Wednesday 5 February 2014

OUGD404 Double Page Spread: Italics and Obliques

In typography, italic type is a cursive typeface based on a stylized form of calligraphic handwriting. Owing to the influence from calligraphy, such typefaces often slant slightly to the right. Different glyph shapes from Roman type are also usually used—another influence from calligraphy. True italics are therefore distinct from oblique type, in which the font is merely distorted into a slanted orientation. However, upper-case letters are often oblique type or swash capitals rather than true italics.

This style is called "italic" for historical reasons.
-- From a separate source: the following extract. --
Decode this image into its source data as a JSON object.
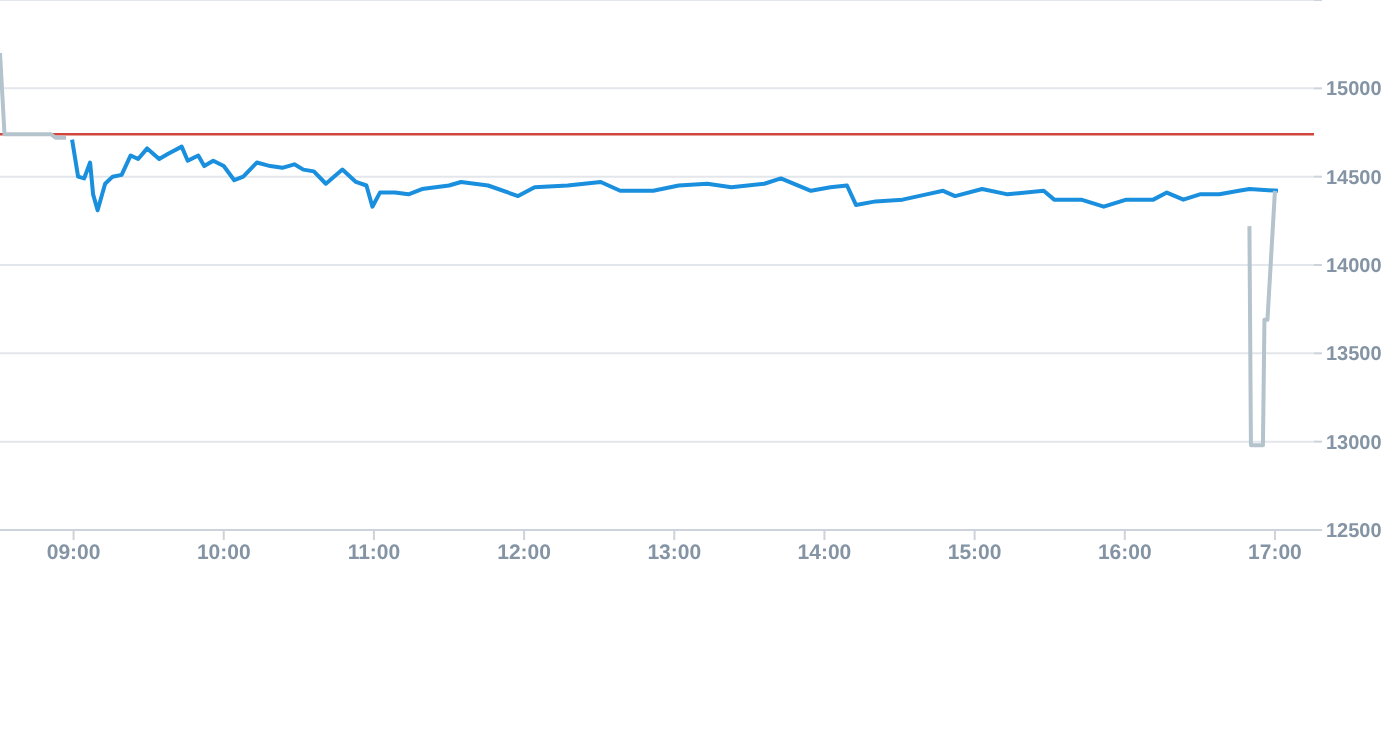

Calligraphic typefaces started to be designed in Italy, for chancery purposes. Ludovico Arrighi and Aldus Manutius (both between the 15th and 16th centuries) were the main type designers involved in this process at the time.
aa

Italics are drawn out separately from the regular letterforms in a typeface based on an axis ranging from 7-20 degrees. Italics have a calligraphic style and can sit close due to the angle they have individually drawn at.

aa

Obliques were created because italics were considered inappropriate for the industrial and non-calligraphic designs of most sans-serif typefaces. An oblique is essentially a copy of the roman character put at an angle often around 8-12 degrees. 

Italic is a special version of the font, whereas an oblique version is just the regular version inclined a bit. So both are slanted and related to the regular font, but italic will have special letterforms made especially for it.

An italic is created by the type designer with specific characters (notably lowercase a) drawn differently to create a more calligraphic, as well as slanted version.